My son made my world better. He made this world better.

Do you have time right now to practice self-care or is your life too hectic for that right now? 

Writing for Finding Ninee (my blog) is my go-to for self-care, although I also enjoy being outdoors. There’s something about walking, or simply sitting, and wondering about the people in cars driving by. Where are they going? Are they grieving? Celebrating? Being outdoors makes me feel so much more connected to the lives around me and to possibility.

Why do you think the mission of Springible is so important?

Whether you’re caring for a spouse, a child, an aging parent or other, it’s consuming. You question whether you’re doing enough. Springible is important because caring for somebody with differing needs can make a person feel very alone. Nobody gets it and frankly, you don’t have the time to explain it to them. Sure, they want to help, but they don’t know what it’s like to have to do (fill in the blank) at 3:00am, and part of you thinks they shouldn’t have to. So you feel alone.

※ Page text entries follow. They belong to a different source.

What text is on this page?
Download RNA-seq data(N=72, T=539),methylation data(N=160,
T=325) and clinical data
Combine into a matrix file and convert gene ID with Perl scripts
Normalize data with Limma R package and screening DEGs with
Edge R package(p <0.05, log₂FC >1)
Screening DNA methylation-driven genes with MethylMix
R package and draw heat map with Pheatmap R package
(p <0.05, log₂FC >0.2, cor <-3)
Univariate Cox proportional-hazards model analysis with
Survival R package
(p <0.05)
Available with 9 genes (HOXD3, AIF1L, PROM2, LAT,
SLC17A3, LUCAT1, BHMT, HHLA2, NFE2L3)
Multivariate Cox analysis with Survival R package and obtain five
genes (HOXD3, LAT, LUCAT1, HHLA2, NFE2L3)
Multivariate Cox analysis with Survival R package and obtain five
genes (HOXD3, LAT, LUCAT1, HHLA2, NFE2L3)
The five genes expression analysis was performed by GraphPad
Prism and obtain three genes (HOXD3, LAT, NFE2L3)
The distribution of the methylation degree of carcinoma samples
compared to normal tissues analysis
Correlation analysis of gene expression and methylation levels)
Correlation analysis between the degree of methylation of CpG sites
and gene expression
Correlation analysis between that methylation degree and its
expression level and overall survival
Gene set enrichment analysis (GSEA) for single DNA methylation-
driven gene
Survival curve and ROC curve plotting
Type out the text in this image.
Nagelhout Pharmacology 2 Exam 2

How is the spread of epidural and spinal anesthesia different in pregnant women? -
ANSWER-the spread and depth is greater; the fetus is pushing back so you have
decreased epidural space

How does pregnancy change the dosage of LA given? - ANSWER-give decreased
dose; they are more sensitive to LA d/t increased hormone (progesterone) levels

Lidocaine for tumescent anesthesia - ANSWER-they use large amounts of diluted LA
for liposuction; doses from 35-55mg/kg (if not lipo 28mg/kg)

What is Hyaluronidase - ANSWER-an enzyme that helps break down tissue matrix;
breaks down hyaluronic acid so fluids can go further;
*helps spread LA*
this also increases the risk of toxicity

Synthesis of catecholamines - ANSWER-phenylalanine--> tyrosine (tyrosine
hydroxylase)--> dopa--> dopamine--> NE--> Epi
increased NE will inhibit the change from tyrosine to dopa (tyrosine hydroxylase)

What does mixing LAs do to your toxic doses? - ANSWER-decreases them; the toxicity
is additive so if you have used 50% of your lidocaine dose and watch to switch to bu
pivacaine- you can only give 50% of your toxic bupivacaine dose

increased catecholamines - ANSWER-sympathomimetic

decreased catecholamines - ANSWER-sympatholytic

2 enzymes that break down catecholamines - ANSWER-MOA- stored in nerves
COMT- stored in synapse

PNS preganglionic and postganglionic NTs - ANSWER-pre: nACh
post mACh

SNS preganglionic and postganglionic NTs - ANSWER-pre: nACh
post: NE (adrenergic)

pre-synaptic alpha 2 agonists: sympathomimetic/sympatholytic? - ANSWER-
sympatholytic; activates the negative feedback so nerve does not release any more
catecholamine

Except that you’re not alone. There are caregivers all over the world who check their phones and their laptops at 3:00am or while their loved one is sleeping. Simply reading a story about somebody who “gets it” is a valuable connection and reminder that none of us are alone in our experiences. Reading similar stories opens up our worlds. It opens up our lives, and gives us a “uh-huh! And an AMEN!” when we most need it. Springable’s doing that for caregivers, and I love that.

What are some things you’ve learned on this short journey as a caregiver that you could offer to someone else who is JUST NOW stepping into this journey for the first time?

The most important thing to know is that the baby you hoped for, carried, gave birth to, and played with on the playground is still the same person after a diagnosis. He’s still the one you fell in love with before he was born. He’s still the one you know best, even before a doctor, a teacher, or a family member told you that something wasn’t right.

Whatever isn’t right with him is part of his him-ness. The diagnosis isn’t an ending – it’s a beginning to know how to best help the person you love most, and having some answers regarding how he needs to learn further helps you to help him. I’d also tell then-me that there’s a whole world of people who “get it.” I’d have liked to know that earlier than I did.